Back then, there were still fish. Back then, the harbors were stiff with boats and the docks lined with processing plants. Corporations and sea farming and overfishing had not yet crashed the business and it was still dominated by little guys. One owner to a boat; one boat to an owner. An extra hand or two and you’re off to catch the wizard. It was a romantic, if deadly business. A man’s boat could mean the world to him; just ask his wife. It may have her name on the side, but the boat was in his heart.

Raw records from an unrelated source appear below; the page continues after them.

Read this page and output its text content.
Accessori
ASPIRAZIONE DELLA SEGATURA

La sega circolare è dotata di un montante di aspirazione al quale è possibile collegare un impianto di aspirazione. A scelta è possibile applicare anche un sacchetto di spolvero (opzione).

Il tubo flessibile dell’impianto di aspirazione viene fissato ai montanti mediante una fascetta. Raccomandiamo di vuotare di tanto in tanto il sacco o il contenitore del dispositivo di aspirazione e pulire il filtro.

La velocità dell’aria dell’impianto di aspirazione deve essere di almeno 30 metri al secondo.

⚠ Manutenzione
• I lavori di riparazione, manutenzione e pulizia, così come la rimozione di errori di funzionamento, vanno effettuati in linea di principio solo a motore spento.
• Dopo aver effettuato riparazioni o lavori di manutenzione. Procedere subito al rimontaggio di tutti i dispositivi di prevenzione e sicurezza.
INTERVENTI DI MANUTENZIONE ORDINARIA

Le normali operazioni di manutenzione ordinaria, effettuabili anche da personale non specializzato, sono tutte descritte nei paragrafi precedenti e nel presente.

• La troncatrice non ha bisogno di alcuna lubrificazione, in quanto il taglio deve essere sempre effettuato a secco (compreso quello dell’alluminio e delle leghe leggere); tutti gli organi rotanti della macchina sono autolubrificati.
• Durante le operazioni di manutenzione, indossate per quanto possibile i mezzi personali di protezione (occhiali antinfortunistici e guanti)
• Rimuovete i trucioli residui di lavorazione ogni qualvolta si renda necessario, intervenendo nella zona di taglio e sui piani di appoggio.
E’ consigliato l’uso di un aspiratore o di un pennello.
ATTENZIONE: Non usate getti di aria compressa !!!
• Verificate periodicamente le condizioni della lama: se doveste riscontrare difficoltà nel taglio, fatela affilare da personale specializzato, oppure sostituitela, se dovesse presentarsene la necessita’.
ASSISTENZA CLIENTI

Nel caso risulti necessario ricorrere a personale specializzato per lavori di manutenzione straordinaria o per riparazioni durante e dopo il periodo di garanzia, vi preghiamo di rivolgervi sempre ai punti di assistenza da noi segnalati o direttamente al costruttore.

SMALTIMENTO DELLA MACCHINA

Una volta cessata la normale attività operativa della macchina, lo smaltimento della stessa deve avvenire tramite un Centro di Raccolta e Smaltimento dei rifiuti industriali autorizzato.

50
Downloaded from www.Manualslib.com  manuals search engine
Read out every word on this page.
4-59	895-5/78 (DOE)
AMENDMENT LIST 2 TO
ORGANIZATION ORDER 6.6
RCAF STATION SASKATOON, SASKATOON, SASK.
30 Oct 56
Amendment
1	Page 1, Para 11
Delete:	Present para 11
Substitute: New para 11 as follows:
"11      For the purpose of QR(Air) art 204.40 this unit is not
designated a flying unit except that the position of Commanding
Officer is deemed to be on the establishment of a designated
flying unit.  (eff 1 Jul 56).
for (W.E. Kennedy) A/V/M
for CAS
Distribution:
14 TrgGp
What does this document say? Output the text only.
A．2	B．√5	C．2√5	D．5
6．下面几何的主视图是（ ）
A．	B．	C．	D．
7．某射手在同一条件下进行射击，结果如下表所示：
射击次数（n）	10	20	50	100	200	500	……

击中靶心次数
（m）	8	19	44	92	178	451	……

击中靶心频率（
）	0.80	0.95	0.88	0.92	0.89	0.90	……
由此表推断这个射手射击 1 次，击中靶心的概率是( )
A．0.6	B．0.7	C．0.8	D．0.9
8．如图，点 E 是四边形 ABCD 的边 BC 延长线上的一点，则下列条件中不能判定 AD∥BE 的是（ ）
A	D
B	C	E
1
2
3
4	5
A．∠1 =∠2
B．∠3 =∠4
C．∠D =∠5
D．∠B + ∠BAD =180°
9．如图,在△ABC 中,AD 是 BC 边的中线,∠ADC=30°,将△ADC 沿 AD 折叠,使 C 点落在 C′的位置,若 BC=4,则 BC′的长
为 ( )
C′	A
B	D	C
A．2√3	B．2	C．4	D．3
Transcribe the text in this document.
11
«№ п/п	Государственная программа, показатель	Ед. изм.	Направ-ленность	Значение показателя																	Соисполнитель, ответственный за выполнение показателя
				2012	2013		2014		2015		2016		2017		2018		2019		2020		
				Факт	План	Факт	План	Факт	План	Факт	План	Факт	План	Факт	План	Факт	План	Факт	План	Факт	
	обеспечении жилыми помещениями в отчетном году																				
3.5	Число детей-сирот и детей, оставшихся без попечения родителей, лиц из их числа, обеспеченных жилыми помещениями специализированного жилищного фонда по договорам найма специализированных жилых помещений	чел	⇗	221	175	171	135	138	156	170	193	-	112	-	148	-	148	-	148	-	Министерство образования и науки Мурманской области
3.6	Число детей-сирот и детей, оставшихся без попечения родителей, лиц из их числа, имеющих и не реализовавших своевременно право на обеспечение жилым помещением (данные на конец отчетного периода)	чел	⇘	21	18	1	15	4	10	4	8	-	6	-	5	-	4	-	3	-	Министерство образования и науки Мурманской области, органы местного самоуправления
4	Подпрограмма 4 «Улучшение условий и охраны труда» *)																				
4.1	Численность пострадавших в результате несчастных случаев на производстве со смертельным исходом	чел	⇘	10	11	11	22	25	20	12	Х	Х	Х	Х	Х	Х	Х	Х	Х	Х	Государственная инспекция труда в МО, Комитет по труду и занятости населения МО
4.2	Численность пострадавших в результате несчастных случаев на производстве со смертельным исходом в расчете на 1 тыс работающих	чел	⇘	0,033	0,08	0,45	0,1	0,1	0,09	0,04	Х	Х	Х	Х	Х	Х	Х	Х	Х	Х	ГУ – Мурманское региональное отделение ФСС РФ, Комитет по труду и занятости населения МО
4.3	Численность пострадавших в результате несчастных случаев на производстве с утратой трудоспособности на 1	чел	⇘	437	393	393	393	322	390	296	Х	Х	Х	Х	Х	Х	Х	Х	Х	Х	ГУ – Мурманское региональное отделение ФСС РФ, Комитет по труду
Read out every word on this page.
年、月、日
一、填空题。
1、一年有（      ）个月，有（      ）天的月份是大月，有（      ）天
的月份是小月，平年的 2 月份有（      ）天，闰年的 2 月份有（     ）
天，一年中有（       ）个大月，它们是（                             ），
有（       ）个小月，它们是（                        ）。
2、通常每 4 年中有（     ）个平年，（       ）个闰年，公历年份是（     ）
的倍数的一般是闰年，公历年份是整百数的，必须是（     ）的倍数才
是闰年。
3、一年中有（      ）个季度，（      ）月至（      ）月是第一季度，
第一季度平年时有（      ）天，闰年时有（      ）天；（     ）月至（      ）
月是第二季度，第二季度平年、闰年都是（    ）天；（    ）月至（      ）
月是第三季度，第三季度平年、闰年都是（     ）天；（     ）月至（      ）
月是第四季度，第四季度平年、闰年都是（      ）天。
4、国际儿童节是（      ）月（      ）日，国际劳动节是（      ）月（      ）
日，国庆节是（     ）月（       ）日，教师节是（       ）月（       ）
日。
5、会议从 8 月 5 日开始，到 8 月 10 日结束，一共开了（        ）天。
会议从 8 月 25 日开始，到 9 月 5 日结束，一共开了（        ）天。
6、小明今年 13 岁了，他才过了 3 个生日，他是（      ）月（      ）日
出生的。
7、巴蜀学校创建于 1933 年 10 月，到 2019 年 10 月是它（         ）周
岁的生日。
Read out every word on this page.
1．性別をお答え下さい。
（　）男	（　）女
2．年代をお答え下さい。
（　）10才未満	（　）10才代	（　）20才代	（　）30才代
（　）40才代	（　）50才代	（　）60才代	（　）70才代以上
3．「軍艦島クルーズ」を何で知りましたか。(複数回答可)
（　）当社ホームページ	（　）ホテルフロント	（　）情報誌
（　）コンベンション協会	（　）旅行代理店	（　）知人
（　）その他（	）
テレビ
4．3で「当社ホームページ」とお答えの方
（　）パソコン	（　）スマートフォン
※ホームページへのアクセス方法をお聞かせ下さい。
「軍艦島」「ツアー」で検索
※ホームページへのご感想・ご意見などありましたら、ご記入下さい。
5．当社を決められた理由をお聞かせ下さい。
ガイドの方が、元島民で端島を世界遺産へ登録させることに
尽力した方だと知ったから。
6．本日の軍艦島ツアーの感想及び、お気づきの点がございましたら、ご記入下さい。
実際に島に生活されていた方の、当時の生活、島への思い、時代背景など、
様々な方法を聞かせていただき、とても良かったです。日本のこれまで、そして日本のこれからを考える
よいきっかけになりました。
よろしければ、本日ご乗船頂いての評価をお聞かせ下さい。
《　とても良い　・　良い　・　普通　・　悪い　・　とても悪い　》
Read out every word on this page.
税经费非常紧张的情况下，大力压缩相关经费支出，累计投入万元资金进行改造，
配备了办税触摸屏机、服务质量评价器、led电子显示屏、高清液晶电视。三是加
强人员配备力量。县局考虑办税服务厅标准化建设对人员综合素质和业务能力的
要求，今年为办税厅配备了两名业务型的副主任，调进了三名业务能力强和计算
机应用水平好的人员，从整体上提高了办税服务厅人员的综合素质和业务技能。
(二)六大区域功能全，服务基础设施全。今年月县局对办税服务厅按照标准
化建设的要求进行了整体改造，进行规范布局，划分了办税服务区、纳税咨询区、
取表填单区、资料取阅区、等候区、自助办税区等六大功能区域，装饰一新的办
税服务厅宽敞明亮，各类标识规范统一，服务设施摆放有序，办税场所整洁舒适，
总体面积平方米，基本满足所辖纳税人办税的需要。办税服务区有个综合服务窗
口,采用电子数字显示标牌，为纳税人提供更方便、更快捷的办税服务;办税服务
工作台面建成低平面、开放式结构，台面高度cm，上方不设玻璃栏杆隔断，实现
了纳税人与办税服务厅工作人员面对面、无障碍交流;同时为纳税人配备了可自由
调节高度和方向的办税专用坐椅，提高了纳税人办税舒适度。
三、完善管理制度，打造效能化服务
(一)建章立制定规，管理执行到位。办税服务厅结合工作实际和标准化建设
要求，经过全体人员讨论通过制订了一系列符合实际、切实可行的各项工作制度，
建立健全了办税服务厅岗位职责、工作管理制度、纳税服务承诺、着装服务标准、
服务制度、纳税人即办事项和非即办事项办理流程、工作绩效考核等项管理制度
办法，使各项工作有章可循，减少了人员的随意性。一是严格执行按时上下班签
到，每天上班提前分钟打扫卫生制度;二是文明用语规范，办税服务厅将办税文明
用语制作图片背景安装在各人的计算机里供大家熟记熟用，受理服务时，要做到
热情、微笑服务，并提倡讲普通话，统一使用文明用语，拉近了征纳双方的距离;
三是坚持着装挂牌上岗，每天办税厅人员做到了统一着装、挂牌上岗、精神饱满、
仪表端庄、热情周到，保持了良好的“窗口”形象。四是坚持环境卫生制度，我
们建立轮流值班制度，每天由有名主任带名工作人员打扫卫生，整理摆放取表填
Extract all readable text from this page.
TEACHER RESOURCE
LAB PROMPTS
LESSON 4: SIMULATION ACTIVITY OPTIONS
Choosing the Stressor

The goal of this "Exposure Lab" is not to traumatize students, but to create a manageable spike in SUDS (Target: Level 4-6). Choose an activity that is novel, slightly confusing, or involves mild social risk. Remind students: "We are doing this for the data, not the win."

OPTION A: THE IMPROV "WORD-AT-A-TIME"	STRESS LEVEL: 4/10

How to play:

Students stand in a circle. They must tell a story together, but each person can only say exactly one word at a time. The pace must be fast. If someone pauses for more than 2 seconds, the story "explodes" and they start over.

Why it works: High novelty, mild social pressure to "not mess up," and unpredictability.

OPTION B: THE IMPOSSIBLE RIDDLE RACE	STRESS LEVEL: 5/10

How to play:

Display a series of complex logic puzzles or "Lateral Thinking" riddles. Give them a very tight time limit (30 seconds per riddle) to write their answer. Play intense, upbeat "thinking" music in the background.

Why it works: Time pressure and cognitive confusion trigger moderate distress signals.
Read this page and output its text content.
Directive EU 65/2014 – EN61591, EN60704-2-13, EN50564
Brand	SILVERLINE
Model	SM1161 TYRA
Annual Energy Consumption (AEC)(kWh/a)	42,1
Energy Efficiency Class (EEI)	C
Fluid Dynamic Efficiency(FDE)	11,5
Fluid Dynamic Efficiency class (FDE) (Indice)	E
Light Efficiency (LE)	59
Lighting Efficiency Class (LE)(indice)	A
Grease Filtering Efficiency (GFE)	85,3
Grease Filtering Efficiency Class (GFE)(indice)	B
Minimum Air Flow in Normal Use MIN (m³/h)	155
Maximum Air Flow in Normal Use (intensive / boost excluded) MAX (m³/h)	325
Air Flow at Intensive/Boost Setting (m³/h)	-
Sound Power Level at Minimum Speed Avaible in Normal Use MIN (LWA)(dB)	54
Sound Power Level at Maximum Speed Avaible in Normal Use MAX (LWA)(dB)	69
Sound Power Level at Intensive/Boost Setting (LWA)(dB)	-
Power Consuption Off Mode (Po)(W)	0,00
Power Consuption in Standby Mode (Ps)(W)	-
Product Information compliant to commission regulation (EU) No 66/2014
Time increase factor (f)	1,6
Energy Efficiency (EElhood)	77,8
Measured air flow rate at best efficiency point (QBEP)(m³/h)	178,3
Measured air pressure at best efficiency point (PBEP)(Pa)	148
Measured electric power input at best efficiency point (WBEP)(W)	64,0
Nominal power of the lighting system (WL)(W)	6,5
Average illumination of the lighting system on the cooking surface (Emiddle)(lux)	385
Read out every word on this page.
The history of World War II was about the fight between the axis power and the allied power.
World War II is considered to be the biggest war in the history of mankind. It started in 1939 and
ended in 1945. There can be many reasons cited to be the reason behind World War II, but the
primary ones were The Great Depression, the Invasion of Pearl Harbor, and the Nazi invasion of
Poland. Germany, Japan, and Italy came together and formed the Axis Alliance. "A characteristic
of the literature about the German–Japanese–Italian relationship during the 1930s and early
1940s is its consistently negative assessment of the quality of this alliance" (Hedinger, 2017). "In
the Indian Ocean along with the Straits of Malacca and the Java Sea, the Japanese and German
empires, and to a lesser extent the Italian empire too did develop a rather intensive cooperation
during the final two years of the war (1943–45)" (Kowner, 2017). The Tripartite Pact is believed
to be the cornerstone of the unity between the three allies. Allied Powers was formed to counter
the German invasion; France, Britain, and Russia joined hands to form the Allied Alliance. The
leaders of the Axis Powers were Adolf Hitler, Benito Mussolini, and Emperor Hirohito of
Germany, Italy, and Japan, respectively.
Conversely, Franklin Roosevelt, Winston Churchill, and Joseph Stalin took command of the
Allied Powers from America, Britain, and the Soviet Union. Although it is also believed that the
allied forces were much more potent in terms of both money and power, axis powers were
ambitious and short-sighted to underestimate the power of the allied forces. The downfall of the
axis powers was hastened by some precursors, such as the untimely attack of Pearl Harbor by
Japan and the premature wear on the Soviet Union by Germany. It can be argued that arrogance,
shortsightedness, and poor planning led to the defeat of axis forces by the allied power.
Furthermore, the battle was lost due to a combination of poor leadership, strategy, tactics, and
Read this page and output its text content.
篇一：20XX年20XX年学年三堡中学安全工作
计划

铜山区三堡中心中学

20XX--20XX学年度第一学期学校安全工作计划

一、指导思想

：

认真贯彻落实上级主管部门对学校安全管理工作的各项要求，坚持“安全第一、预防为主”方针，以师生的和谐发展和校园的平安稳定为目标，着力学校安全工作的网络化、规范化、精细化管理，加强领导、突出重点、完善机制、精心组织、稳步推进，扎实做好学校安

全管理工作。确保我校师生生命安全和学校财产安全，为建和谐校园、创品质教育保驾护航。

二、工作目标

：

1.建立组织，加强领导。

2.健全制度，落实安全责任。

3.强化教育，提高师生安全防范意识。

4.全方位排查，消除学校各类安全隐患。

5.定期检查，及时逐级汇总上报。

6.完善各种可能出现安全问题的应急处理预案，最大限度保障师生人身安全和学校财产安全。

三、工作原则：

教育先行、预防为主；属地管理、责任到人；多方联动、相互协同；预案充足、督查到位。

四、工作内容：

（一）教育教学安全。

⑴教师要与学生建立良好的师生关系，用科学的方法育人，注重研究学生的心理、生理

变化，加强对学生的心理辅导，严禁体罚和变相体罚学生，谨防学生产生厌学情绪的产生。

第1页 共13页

They are the classic fishing boats that these engravings illustrate. These are the kinds of boats I went out, ever so briefly, on. These are long-liners. Those tall poles sticking up from the side of the boats are just what they look like: oversized fishing poles that trail behind them hundreds of yards worth of fishing line set with hundred of hooks spaced evenly apart. The fisherman’s job is attaching bait to each and every hook and, God willing, removing fish from the same. And gutting the fish and throwing them down the hold and packing them in ice. In a storm. In a raging sea. With water walls sweeping the decks.
“Don’t fall overboard,” the skipper advises.
The poles also might have flopper-stoppers attached to them, which are steel plates secured to the poles by steel guy-wires. The plates race along side the boat a few feet below the surface, with their flat side parallel with it. The difficulty of pulling the plates out of the water broadside to are what make them effective in slowing down the rolling of the boat, hence the name. Should one of the flopper-stoppers actually escape from the water, God forbid, duck, because it’s going to come crashing through the cabin wall on the opposite side of the boat in a split-second.
Five of the six engravings shown here are of classic boats, all except the boat from Peaceful Hill (which looks more like a gill-netter) with the reflection in the water, which I threw in because of the unusual nature of the illustration.
One engraving includes the Astoria Bridge, which crosses the Columbia from Oregon to Washington at that point. One can’t get much more place-specific than that on a tombstone.
The most dramatic of the engravings is that of the Northern Prince breaking the waves, poles lowered, the bow hidden behind the crest. It’s the only engraving that hints at what it feels like out there when “the minutes they turn into hours.”
The last Blogging a Dead Horse covered bowpicking gill-netters from the Columbia River. Long-liners ply the open ocean. One look at this collection and there’s no doubt: we’re not in Kansas, anymore.